There are worse welcoming committees in military life, Ma. One of our favorite bloggers posted this week about insect shock experienced when moving down south. The south isn’t the only military location to feature the kind of welcoming committee no one wants. Here is our current list of welcoming committees we never want to see. Did we get all of yours?

(Please note: no insects were harmed nor photographed during the creation of this blogpost. Before and after, well, yes. During, no.)

1.Bathroom full of spiders. In her new house in North Carolina, Allie note a tiny spider in her bathroom.

I am not freaked by spiders normally, and this one was very tiny. But then I start to look. In the shower there are about twenty spiders forming a web. The shelf above the toilet had about ten more. All the corners of the ceilings were in various stages of web production. Mind you my husband was showering in said bathroom less than two hours ago! I think he would have mentioned this.

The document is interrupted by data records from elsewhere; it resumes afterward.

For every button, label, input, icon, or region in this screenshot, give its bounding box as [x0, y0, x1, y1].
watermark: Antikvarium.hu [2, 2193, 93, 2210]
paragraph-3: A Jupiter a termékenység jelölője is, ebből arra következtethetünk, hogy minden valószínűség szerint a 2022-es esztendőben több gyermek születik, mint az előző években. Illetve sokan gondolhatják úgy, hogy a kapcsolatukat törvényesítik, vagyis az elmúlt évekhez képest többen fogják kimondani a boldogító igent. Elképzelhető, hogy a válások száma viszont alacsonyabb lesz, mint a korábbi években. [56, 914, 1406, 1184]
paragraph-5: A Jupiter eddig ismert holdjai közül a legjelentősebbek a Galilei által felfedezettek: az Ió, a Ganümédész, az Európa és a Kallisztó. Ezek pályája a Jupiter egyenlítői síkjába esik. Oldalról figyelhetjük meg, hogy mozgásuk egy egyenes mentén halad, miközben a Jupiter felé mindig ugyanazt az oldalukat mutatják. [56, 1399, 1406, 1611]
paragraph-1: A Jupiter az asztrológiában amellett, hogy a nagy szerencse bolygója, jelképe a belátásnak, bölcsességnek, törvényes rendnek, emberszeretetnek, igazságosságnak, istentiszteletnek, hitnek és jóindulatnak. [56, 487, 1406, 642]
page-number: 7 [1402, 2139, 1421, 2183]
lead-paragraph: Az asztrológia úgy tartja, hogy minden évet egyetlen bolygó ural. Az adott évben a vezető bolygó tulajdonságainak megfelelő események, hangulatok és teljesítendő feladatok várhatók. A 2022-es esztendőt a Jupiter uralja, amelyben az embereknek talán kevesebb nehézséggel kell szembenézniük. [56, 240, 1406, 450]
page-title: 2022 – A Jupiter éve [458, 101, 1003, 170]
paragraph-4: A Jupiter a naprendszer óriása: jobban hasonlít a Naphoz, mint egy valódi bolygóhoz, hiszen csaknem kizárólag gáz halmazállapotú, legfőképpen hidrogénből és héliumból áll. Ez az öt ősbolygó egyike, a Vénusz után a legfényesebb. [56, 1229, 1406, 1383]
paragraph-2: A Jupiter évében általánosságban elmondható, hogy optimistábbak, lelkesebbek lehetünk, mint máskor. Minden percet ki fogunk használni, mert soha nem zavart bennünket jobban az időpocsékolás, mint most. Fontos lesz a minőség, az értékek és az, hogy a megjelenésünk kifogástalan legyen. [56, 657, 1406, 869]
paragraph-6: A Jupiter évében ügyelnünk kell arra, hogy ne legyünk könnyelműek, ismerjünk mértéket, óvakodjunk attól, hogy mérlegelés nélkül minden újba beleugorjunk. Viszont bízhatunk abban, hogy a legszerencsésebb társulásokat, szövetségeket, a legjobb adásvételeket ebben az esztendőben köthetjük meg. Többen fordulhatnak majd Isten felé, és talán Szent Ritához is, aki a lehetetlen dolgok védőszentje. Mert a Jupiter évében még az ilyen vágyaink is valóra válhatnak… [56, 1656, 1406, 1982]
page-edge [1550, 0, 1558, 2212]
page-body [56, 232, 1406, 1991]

2.  Mold. In Lincoln military housing in Norfolk, widespread mold problems were detected this year.   Some residents had spongy walls and collapsed ceilings. Dozens of families were moved into hotels. On their Facebook page, residents post pictures of mold in sinks, on walls, in air ducts. Gotta love all the pix of  "furry" grass.  Apparently the only thing worse than mold in the house is the excruciating wait for test results and remediation.

3.Roosters. Chickens in a neighborhood are awesome. Consult your next Williams Sonoma catalogue for their coolio green chicken coop on wheels! Roosters—especially roosters who cannot tell time—will make you insane.

3. Fleas. One of our bloggers (who prefers to remain nameless) moved into her fabulous new house to discover a flea infestation of bibilical proportions. Suggestions that an environmentally sound solutions of vinegar and water should be employed was received in dead silence.

4. Palmetto bugs. Read: two inch long brown crunchy roaches equipped with long feelers that they wave at you. Usually at 11 p.m. They are so big you know you have them by the deposits they leave behind that make you think you have mice. Nice.

5. Mice. In San Diego, our brand new development was perched at the foot of Black Mountain upon which was formerly a host of field mice. The mice didn’t move out so much as move over. It is a brave woman who catches a mouse then knows what to do with it.

6. Snakes. Allie took a picture of her little snake in North Carolina. My girlfriend paid the painters next door to hack down the rattlesnake in her San Diego backyard this week. My husband greeted the black snake under our Louisiana porch with a hoe like the dad in Sounder. I love a man who can dispatch a snake.

7. Feral cats. One Marine spouse told me that she had just moved into a neighborhood of feral cats who lived in the sewers. This would not have been a big deal. Except that they used the neighborhood sandbox for their own nefarious purposes. Which the kids decided to collect one day.

8.Coyotes. We once lived in a neighborhood that backed up to a canyon. Late at night the coyotes would troll the street for household pets like Chamillionaire singing “Riding Dirty.”

9.Neighborhood headcase. My father once told me to beware the first person who approaches you at a new location. They are probably the nutjob no one wants to know. Yet…I am usually the first person to approach newcomers, Dad. So what is that saying about me?

10.Silence. While I really never want to be greeted by a snake, mouse or roach in my new house, the thing that drives me craziest is the silence that occurs only in that moment when the new neighborhood is checking you out, deciding whether you look like someone they want to know.  So please come over!  I'll feed you cookies and listen rapt to every word you say about the neighborhood welcoming committee.